Possessed of an entirely memorable artistic moniker in Fatima Yamaha, Bas Bron is a music artist and producer who specialises in electronica and is renowned in his country of birth for it.
Kicking things off in 2001 with “You’ve Got My Love”, which reflected the electropop and electrofunk of his album of the same year, Ready, Bron has largely either performed live in a band, or released musically under monikers such as Seymour Bits, “a 23-year-old computer programmer named Seymour Jackson who travelled to Zanzibar and Tanzania to pursue his dream of making electronic music”, gifted and, of course, Fatima Yamaha.
Culture Trip describes his decade-plus long body of work as Fatima Yamaha as “an impressive back catalogue of slow-burning melodic dance tracks” which escapes easy categorization and regularly sways between electronic genres while occasionally lifting audial gestures from early 1990s video games.
Taken “Love Invaders” which is a catchy piece of lo-fi electropop which oozes rhythm, a chilled sensibility and style which draws you in and doesn’t let go for the duration.
There’s a something hypnotically seductive about the songs of My Baby which, according to Culture Trip, fuse “the rhythmic echoes of classic Blues with funk-influenced grooves” with their latest music even reflecting the sound of American desert or stoner rock.
That’s quite the cocktail of infectiously attractive sounds, and Dutch-New Zealand band My Baby, which comprises Joost van Dijck (drums), his sister Cato van Dijck (vocals) and Daniel ‘Dafreez’ Johnston (guitars) makes the absolute most of it, ladling out generous helpings of compellingly moody atmosphere in tracks like “Remedy II”.

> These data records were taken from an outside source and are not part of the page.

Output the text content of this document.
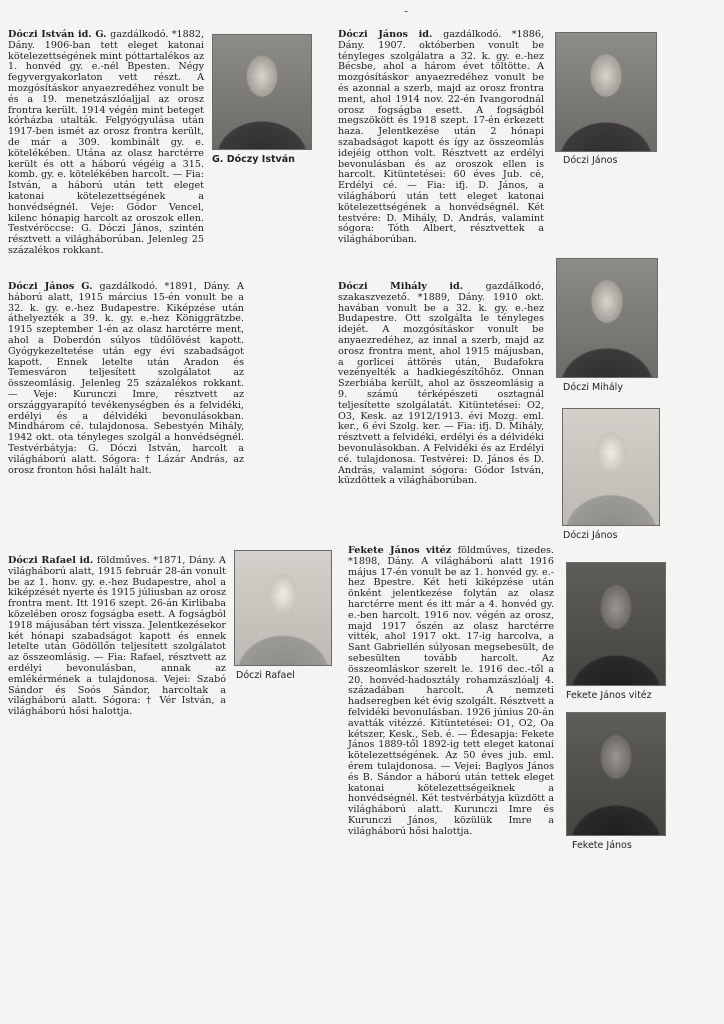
-
Dóczi István id. G. gazdálkodó. *1882, Dány. 1906-ban tett eleget katonai kötelezettségének mint póttartalékos az 1. honvéd gy. e.-nél Bpesten. Négy fegyvergyakorlaton vett részt. A mozgósításkor anyaezredéhez vonult be és a 19. menetzászlóaljjal az orosz frontra került. 1914 végén mint beteget kórházba utalták. Felgyógyulása után 1917-ben ismét az orosz frontra került, de már a 309. kombinált gy. e. kötelékében. Utána az olasz harctérre került és ott a háború végéig a 315. komb. gy. e. kötelékében harcolt. — Fia: István, a háború után tett eleget katonai kötelezettségének a honvédségnél. Veje: Gódor Vencel, kilenc hónapig harcolt az oroszok ellen. Testvéröccse: G. Dóczi János, szintén résztvett a világháborúban. Jelenleg 25 százalékos rokkant.
G. Dóczy István
Dóczi János id. gazdálkodó. *1886, Dány. 1907. októberben vonult be tényleges szolgálatra a 32. k. gy. e.-hez Bécsbe, ahol a három évet töltötte. A mozgósításkor anyaezredéhez vonult be és azonnal a szerb, majd az orosz frontra ment, ahol 1914 nov. 22-én Ivangorodnál orosz fogságba esett. A fogságból megszökött és 1918 szept. 17-én érkezett haza. Jelentkezése után 2 hónapi szabadságot kapott és így az összeomlás idejéig otthon volt. Résztvett az erdélyi bevonulásban és az oroszok ellen is harcolt. Kitüntetései: 60 éves Jub. cé, Erdélyi cé. — Fia: ifj. D. János, a világháború után tett eleget katonai kötelezettségének a honvédségnél. Két testvére: D. Mihály, D. András, valamint sógora: Tóth Albert, résztvettek a világháborúban.
Dóczi János
Dóczi János G. gazdálkodó. *1891, Dány. A háború alatt, 1915 március 15-én vonult be a 32. k. gy. e.-hez Budapestre. Kiképzése után áthelyezték a 39. k. gy. e.-hez Königgrätzbe. 1915 szeptember 1-én az olasz harctérre ment, ahol a Doberdón súlyos tüdőlövést kapott. Gyógykezeltetése után egy évi szabadságot kapott. Ennek letelte után Aradon és Temesváron teljesített szolgálatot az összeomlásig. Jelenleg 25 százalékos rokkant. — Veje: Kurunczi Imre, résztvett az országgyarapító tevékenységben és a felvidéki, erdélyi és a délvidéki bevonulásokban. Mindhárom cé. tulajdonosa. Sebestyén Mihály, 1942 okt. ota tényleges szolgál a honvédségnél. Testvérbátyja: G. Dóczi István, harcolt a világháború alatt. Sógora: † Lázár András, az orosz fronton hősi halált halt.
Dóczi Mihály id. gazdálkodó, szakaszvezető. *1889, Dány. 1910 okt. havában vonult be a 32. k. gy. e.-hez Budapestre. Ott szolgálta le tényleges idejét. A mozgósításkor vonult be anyaezredéhez, az innal a szerb, majd az orosz frontra ment, ahol 1915 májusban, a gorlicei áttörés után, Budafokra vezényelték a hadkiegészítőhöz. Onnan Szerbiába került, ahol az összeomlásig a 9. számú térképészeti osztagnál teljesítette szolgálatát. Kitüntetései: O2, O3, Kesk. az 1912/1913. évi Mozg. eml. ker., 6 évi Szolg. ker. — Fia: ifj. D. Mihály, résztvett a felvidéki, erdélyi és a délvidéki bevonulásokban. A Felvidéki és az Erdélyi cé. tulajdonosa. Testvérei: D. János és D. András, valamint sógora: Gódor István, küzdöttek a világháborúban.
Dóczi Mihály
Dóczi János
Dóczi Rafael id. földműves. *1871, Dány. A világháború alatt, 1915 február 28-án vonult be az 1. honv. gy. e.-hez Budapestre, ahol a kiképzését nyerte és 1915 júliusban az orosz frontra ment. Itt 1916 szept. 26-án Kirlibaba közelében orosz fogságba esett. A fogságból 1918 májusában tért vissza. Jelentkezésekor két hónapi szabadságot kapott és ennek letelte után Gödöllőn teljesített szolgálatot az összeomlásig. — Fia: Rafael, résztvett az erdélyi bevonulásban, annak az emlékérmének a tulajdonosa. Vejei: Szabó Sándor és Soós Sándor, harcoltak a világháború alatt. Sógora: † Vér István, a világháború hősi halottja.
Dóczi Rafael
Fekete János vitéz földműves, tizedes. *1898, Dány. A világháború alatt 1916 május 17-én vonult be az 1. honvéd gy. e.-hez Bpestre. Két heti kiképzése után önként jelentkezése folytán az olasz harctérre ment és itt már a 4. honvéd gy. e.-ben harcolt. 1916 nov. végén az orosz, majd 1917 őszén az olasz harctérre vitték, ahol 1917 okt. 17-ig harcolva, a Sant Gabriellén súlyosan megsebesült, de sebesülten tovább harcolt. Az összeomláskor szerelt le. 1916 dec.-től a 20. honvéd-hadosztály rohamzászlóalj 4. századában harcolt. A nemzeti hadseregben két évig szolgált. Résztvett a felvidéki bevonulásban. 1926 június 20-án avatták vitézzé. Kitüntetései: O1, O2, Oa kétszer, Kesk., Seb. é. — Édesapja: Fekete János 1889-től 1892-ig tett eleget katonai kötelezettségének. Az 50 éves jub. eml. érem tulajdonosa. — Vejei: Baglyos János és B. Sándor a háború után tettek eleget katonai kötelezettségeiknek a honvédségnél. Két testvérbátyja küzdött a világháború alatt. Kurunczi Imre és Kurunczi János, közülük Imre a világháború hősi halottja.
Fekete János vitéz
Fekete János
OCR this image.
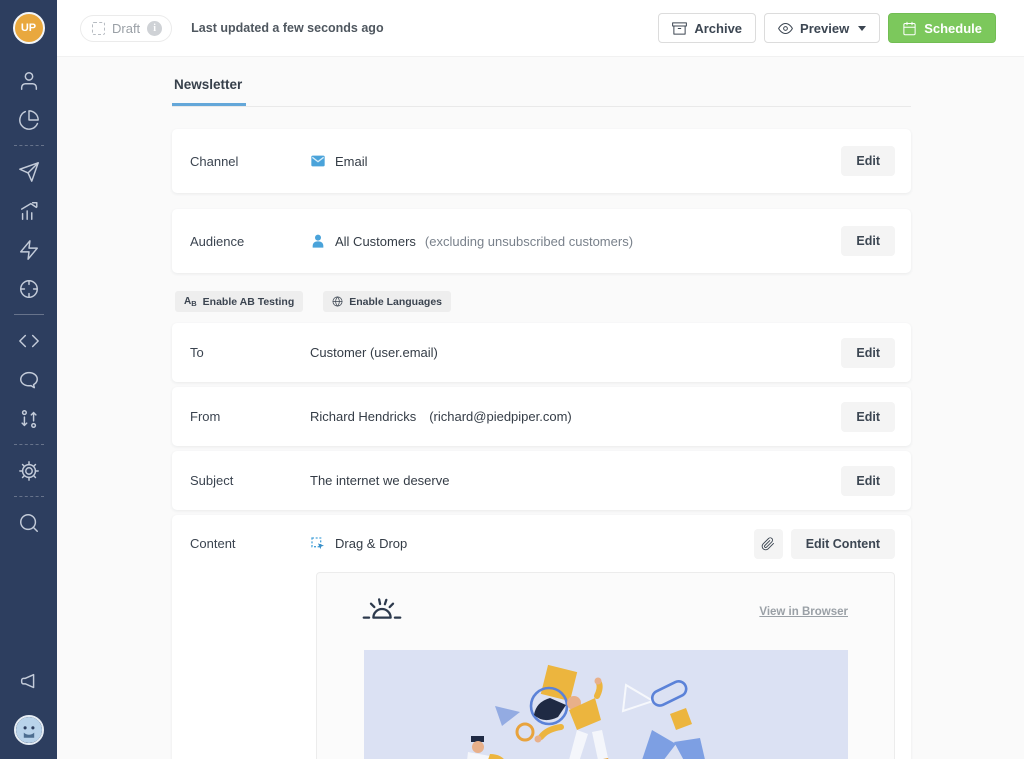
UP	Draft	i	Last updated a few seconds ago	Archive	Preview	Schedule
Newsletter
Channel	Email	Edit
Audience	All Customers (excluding unsubscribed customers)	Edit
AB Enable AB Testing	Enable Languages
To	Customer (user.email)	Edit
From	Richard Hendricks (richard@piedpiper.com)	Edit
Subject	The internet we deserve	Edit
Content	Drag & Drop	Edit Content
View in Browser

Discovered, so says Wikipedia, by the PR-Manager of bass player Larry Graham (Sly & the Family Stone, Graham Central Station, Prince), My Baby released their debut album My Baby Loves Voodoo! in 2013, followed by 2015’s Shamanaid.
In demand at festivals like Freak Valley, Lowlands, Down the Rabbit Hole and Glastonbury where they have played six times, My Baby is a band possessed of a unique sound, look, sensibility and sense of self that comes together in one of the most unique bands around.
BEA1991 takes things down a notch or two in intensity with the artist who has contributed to albums by Blood Orange, worked with Dev Hynes on her own material and whose sound has been described by the Guardian as “Röyksopp covering Kate Bush circa The Dreaming” (quite the compliment!) having “a keen ear for minimalistic production [who] has put together a number of mesmerizing tracks that are guided by her compelling vocals.” (Culture Trip)
Songs like “Filthy Believer” reflect the exuberantly gentle dreamy pop for which she is renowned, lifting you up with a melody that floats along in blissful perfection, happily taking you with it.
She has self-described her music, particularly the ten tracks of debut album Brand New Adult as “one soothing experience”, an apt description for music that entrances with its bold presence while not overwhelming you with a wall of unwelcome sound.
In fact, the sound of BEA1991, who is Dutch-British, is a thousand kinds of beautiful, the sort of songs that you need when the world is being uniformly awful (so pretty much all the time then) and you need somewhere to escape.